You can learn CPR by through undergoing a first aid course which should be inclusive of the use of AED (automatic external defibrillator)

The process of administering CPR

Check if the person is unconscious or unconscious. Start CPR if and only if the person doesn’t respond to your call. Always send one person to call the paramedics if there are two of you at the scene. You should try to administer CPR and call 911 if you are alone. If available, deliver one shock of AED prior to administering CPR.

AHA encourages people to utilize the acronyms CAB which stands for circulation, airway, and breathing.


The main objective of this process is to use chest compression to restore the circulation of blood within the victim’s body.

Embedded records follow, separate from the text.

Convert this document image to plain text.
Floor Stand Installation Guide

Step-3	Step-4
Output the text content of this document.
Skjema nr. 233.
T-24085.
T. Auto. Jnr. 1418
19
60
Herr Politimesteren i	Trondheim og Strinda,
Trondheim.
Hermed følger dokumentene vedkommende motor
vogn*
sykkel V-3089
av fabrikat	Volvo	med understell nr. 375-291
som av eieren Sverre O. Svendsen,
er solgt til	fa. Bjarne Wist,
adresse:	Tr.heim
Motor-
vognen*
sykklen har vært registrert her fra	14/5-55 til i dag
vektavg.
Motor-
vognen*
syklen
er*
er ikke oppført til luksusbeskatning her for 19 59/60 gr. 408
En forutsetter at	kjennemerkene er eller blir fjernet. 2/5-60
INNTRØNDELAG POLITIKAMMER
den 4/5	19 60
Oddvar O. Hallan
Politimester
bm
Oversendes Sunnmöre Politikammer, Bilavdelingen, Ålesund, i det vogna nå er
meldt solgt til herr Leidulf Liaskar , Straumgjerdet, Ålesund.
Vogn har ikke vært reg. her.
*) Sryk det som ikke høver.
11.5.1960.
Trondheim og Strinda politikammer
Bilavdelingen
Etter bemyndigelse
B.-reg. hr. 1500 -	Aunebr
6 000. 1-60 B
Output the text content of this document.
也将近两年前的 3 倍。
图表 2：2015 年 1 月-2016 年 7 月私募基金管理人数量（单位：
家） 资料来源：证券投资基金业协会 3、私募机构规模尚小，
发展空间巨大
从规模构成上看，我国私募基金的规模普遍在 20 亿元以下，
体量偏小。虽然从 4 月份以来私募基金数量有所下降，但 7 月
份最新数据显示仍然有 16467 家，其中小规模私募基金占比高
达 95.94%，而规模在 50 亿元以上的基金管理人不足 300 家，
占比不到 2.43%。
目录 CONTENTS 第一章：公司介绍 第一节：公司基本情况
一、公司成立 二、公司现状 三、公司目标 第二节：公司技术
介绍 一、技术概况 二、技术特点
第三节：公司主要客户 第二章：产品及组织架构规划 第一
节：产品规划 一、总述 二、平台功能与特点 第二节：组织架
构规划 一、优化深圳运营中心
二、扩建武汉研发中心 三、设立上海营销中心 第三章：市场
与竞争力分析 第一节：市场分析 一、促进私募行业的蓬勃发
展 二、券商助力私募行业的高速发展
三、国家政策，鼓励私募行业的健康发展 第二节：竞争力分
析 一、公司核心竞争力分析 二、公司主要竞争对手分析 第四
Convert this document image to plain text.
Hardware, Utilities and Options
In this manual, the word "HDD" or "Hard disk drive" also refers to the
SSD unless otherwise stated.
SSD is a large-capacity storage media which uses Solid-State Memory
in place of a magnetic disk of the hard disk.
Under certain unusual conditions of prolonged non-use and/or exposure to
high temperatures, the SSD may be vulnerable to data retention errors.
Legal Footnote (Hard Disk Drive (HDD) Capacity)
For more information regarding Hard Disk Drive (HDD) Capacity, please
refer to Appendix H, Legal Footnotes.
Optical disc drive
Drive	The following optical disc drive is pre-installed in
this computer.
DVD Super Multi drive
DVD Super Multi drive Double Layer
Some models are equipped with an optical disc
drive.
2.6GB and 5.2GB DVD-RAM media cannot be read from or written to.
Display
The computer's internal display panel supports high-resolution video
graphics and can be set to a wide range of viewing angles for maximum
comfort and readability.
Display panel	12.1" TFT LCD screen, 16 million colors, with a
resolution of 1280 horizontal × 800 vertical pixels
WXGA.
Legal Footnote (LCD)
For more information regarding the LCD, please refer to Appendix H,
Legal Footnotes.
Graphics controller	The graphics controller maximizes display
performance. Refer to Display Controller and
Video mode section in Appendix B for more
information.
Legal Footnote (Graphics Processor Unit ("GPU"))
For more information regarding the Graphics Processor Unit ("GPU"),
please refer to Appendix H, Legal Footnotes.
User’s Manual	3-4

This can be done by

Placing the person on their back on a solid and firm surface

Knelling next to their shoulders and neck and placing their heel over the center of the victim’s chest. This should be between the nipples.

Compress the victim’s chest using the weight of your body making sure that your elbows are straight. Do 100 compressions per minute. Continue doing this until there is a response or until the paramedics arrive


You can open the victim’s airway by using the head tilt. Gently tilt the head backwards and lift their chin.

Look for chest motion and try listening for normal breathing every 10 seconds. You should note that gasping isn’t normal breathing. Continue compressing the chest if you are untrained and believe the person is suffering from a heart attack.


You can breathe into the person mouths when their head is tilted. There should be two rescue breathes administered. Always resume chest compression after breathing into the victim’s mouth twice.

  • The method used with children aged between 1 – 8 years is basically the same except for a few minor details such as
  • There should be five cycle of compression
  • Utilize one hand instead of two and breathe more gently into the child’s mouth

For infants the procedure is quite different and entails

  • Gently stroking the baby to see if they respond. Always avoid shaking the bay as it can make matters worse
  • Do CPR for two minutes and call 911.